6/14/2012 9:03:00 PM by Garrett Law Group, PLC
One of the excuses we hear most often to the charge of assault and battery is, “He hit me first,” or similarly, “He started it.” Unfortunately, this is not a legal defense to a criminal charge. It may work on the playground or in sibling disputes, but not in a court of law in Virginia. A judge may find that you have engaged in mutual combat – in other words, you and the other party may both be found guilty.
In order to use “self-defense” as a defense to assault and battery, or any other criminal charge, you must be able to present evidence to show that you had no other option at that time to stop the other party from a continuing their criminal act on you. Many defendants may initially have a claim of self-defense, but once the threat has ended, they then continue the assault on the attacker. Once the attacker has ceased their physical assault, you also have a duty to then stop as well.

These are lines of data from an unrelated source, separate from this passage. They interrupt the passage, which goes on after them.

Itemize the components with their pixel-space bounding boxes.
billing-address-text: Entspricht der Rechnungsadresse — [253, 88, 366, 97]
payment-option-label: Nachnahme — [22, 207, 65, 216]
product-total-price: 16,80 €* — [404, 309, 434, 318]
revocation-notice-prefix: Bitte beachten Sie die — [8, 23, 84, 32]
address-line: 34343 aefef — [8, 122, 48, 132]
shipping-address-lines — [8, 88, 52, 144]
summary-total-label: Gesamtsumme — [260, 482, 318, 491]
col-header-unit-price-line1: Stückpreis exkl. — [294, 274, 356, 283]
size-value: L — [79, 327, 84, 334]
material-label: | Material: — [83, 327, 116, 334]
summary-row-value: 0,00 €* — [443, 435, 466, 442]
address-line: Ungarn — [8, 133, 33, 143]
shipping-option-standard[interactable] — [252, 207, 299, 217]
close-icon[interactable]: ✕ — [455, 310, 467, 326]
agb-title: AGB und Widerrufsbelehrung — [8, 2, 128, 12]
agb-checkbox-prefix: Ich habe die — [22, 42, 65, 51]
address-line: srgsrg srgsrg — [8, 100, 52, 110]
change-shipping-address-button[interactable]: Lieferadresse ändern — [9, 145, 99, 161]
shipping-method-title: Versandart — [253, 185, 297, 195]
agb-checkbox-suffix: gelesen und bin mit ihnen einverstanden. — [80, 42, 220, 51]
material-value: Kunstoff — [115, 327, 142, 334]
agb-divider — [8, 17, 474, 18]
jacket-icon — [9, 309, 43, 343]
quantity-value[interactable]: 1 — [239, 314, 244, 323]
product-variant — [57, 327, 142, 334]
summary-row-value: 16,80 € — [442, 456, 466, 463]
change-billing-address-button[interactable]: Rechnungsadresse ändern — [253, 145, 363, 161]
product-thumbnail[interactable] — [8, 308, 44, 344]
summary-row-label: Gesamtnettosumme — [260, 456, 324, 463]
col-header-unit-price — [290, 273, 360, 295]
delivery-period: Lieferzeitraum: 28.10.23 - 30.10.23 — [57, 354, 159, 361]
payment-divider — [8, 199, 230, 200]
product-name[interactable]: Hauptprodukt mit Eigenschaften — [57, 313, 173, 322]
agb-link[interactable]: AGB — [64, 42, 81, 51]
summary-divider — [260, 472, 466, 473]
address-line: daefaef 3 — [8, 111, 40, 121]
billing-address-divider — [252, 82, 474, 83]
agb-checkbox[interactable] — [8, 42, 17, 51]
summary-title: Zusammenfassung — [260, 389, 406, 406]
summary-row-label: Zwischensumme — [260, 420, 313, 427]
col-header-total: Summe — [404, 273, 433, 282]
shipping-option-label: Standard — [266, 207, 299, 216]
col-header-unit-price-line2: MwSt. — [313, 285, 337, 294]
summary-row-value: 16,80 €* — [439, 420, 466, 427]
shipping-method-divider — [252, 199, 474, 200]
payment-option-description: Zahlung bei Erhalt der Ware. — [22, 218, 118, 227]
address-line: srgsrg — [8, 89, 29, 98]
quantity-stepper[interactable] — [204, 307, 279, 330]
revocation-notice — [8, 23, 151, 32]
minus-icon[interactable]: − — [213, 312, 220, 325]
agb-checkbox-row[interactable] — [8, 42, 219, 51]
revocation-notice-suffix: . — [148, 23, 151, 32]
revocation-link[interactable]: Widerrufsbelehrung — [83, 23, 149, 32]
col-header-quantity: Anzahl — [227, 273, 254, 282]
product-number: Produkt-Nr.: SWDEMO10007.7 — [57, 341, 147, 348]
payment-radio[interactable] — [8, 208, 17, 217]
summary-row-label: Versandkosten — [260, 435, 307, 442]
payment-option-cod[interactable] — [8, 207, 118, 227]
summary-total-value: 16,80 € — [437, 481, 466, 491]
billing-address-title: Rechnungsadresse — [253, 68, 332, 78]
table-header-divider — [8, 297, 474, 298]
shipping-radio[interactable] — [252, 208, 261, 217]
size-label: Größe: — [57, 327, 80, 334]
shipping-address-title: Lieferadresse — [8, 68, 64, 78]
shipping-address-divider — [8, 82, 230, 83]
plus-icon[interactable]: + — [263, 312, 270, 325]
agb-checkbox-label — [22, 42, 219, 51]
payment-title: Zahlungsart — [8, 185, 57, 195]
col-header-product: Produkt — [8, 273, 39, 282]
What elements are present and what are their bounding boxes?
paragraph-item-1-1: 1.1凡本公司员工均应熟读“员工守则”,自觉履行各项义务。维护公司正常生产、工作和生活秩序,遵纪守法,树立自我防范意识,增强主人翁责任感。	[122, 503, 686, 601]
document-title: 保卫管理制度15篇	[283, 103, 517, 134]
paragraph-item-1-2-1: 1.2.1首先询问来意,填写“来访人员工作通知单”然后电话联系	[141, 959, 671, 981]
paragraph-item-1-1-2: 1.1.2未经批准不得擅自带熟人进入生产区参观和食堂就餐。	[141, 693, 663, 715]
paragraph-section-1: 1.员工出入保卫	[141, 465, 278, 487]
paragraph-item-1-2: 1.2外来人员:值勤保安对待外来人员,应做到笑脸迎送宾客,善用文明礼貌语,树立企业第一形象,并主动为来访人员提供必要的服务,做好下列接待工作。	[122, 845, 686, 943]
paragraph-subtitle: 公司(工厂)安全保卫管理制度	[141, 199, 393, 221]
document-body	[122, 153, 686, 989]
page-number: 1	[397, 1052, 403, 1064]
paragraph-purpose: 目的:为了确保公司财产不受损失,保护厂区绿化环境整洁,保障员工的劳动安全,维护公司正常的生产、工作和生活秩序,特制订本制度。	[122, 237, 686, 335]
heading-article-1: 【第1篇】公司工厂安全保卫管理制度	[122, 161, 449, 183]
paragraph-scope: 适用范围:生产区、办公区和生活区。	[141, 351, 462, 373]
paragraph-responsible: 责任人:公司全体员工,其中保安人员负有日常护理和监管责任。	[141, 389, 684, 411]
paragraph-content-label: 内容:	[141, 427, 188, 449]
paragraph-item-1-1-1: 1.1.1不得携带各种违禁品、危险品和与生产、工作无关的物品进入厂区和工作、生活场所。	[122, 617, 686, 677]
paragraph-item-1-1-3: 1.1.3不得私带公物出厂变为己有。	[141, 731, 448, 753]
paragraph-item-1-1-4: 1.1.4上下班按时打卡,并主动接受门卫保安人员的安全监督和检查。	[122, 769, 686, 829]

In addition, the law allows an individual to use “self-help” or “self-defense” to repel an attacker so long as it is a reasonable response to the threat. Self-defense to an assault and battery charge can be claimed even if you are not defending against being assaulted by another, so long as the physical force used is reasonable. One common example is the defense of property, or the removal of a trespasser. You may use physical force, even deadly force at times, to deal with a trespasser to your home, business or car.
You may also be able to claim self-defense when you are trying to stop someone from destroying your personal property. However, the force used must be reasonable under the circumstances. In other words, you may not shoot someone who is destroying your personal property, or use a baseball bat against someone who will not leave your business.